Pick $x_0$ as projection of $x$ onto $L$. Since $\beta^\ast$ and $x - x_0$ are parallel, ${\beta^\ast}^T(x - x_0) = \lVert \beta^\ast \rVert \lVert x - x_0 \rVert \cos\theta = \pm \lVert x - x_0 \rVert$.
$-\sum_i \alpha_i [y_i(x_i^T \beta + \beta_0) - 1] = -\sum_i \alpha_i y_i x_i^T \beta - \sum_i \alpha_i y_i \beta_0 + \sum_i \alpha_i$, which is $-\sum_i \alpha_i y_i x_i^T \beta + \sum_i \alpha_i$ from (4.51).

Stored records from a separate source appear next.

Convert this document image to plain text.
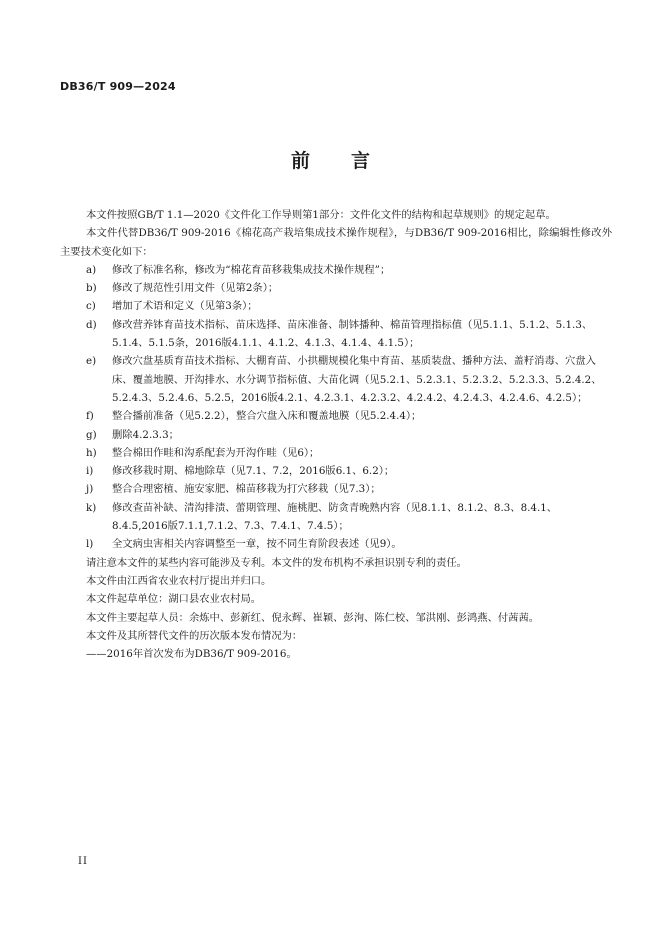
DB36/T 909—2024
前　　言

本文件按照GB/T 1.1—2020《文件化工作导则第1部分：文件化文件的结构和起草规则》的规定起草。

本文件代替DB36/T 909-2016《棉花高产栽培集成技术操作规程》，与DB36/T 909-2016相比，除编辑性修改外主要技术变化如下：

a) 修改了标准名称，修改为“棉花育苗移栽集成技术操作规程”；
b) 修改了规范性引用文件（见第2条）；
c) 增加了术语和定义（见第3条）；
d) 修改营养钵育苗技术指标、苗床选择、苗床准备、制钵播种、棉苗管理指标值（见5.1.1、5.1.2、5.1.3、5.1.4、5.1.5条，2016版4.1.1、4.1.2、4.1.3、4.1.4、4.1.5）；
e) 修改穴盘基质育苗技术指标、大棚育苗、小拱棚规模化集中育苗、基质装盘、播种方法、盖籽消毒、穴盘入床、覆盖地膜、开沟排水、水分调节指标值、大苗化调（见5.2.1、5.2.3.1、5.2.3.2、5.2.3.3、5.2.4.2、5.2.4.3、5.2.4.6、5.2.5，2016版4.2.1、4.2.3.1、4.2.3.2、4.2.4.2、4.2.4.3、4.2.4.6、4.2.5）；
f) 整合播前准备（见5.2.2），整合穴盘入床和覆盖地膜（见5.2.4.4）；
g) 删除4.2.3.3；
h) 整合棉田作畦和沟系配套为开沟作畦（见6）；
i) 修改移栽时期、棉地除草（见7.1、7.2，2016版6.1、6.2）；
j) 整合合理密植、施安家肥、棉苗移栽为打穴移栽（见7.3）；
k) 修改查苗补缺、清沟排渍、蕾期管理、施桃肥、防贪青晚熟内容（见8.1.1、8.1.2、8.3、8.4.1、8.4.5,2016版7.1.1,7.1.2、7.3、7.4.1、7.4.5）；
l) 全文病虫害相关内容调整至一章，按不同生育阶段表述（见9）。

请注意本文件的某些内容可能涉及专利。本文件的发布机构不承担识别专利的责任。

本文件由江西省农业农村厅提出并归口。

本文件起草单位：湖口县农业农村局。

本文件主要起草人员：余炼中、彭新红、倪永辉、崔颖、彭洵、陈仁校、邹洪刚、彭鸿燕、付茜茜。

本文件及其所替代文件的历次版本发布情况为：

——2016年首次发布为DB36/T 909-2016。

II
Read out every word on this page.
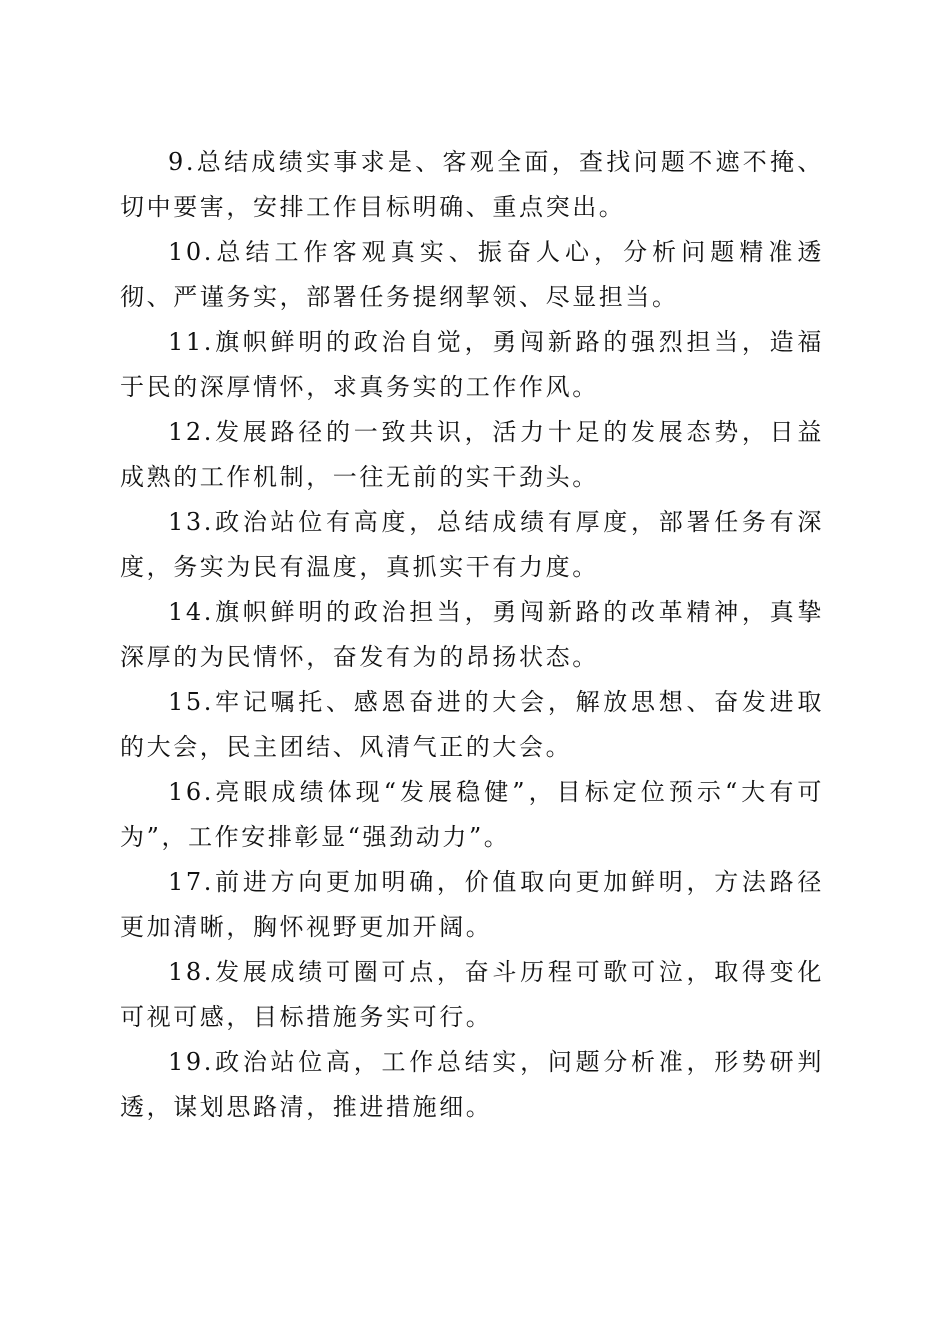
9.总结成绩实事求是、客观全面，查找问题不遮不掩、切中要害，安排工作目标明确、重点突出。

10.总结工作客观真实、振奋人心，分析问题精准透彻、严谨务实，部署任务提纲挈领、尽显担当。

11.旗帜鲜明的政治自觉，勇闯新路的强烈担当，造福于民的深厚情怀，求真务实的工作作风。

12.发展路径的一致共识，活力十足的发展态势，日益成熟的工作机制，一往无前的实干劲头。

13.政治站位有高度，总结成绩有厚度，部署任务有深度，务实为民有温度，真抓实干有力度。

14.旗帜鲜明的政治担当，勇闯新路的改革精神，真挚深厚的为民情怀，奋发有为的昂扬状态。

15.牢记嘱托、感恩奋进的大会，解放思想、奋发进取的大会，民主团结、风清气正的大会。

16.亮眼成绩体现“发展稳健”，目标定位预示“大有可为”，工作安排彰显“强劲动力”。

17.前进方向更加明确，价值取向更加鲜明，方法路径更加清晰，胸怀视野更加开阔。

18.发展成绩可圈可点，奋斗历程可歌可泣，取得变化可视可感，目标措施务实可行。

19.政治站位高，工作总结实，问题分析准，形势研判透，谋划思路清，推进措施细。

Adding $\frac{1}{2} \lVert \beta \rVert^2 = \frac{1}{2} (\sum_i \alpha_i y_i x_i)^T \beta$ from (4.50), we obtain $-\frac{1}{2} \sum_i \alpha_i y_i x_i^T \beta + \sum_i \alpha_i$.
Substituting $\beta$ again, $-\frac{1}{2} (\sum_i \alpha_i y_i x_i)^T(\sum_k \alpha_k y_k x_k) + \sum_i \alpha_i = -\frac{1}{2} \sum_i \sum_k \alpha_i \alpha_k y_i y_k x_i^T x_k + \sum_i \alpha_i$.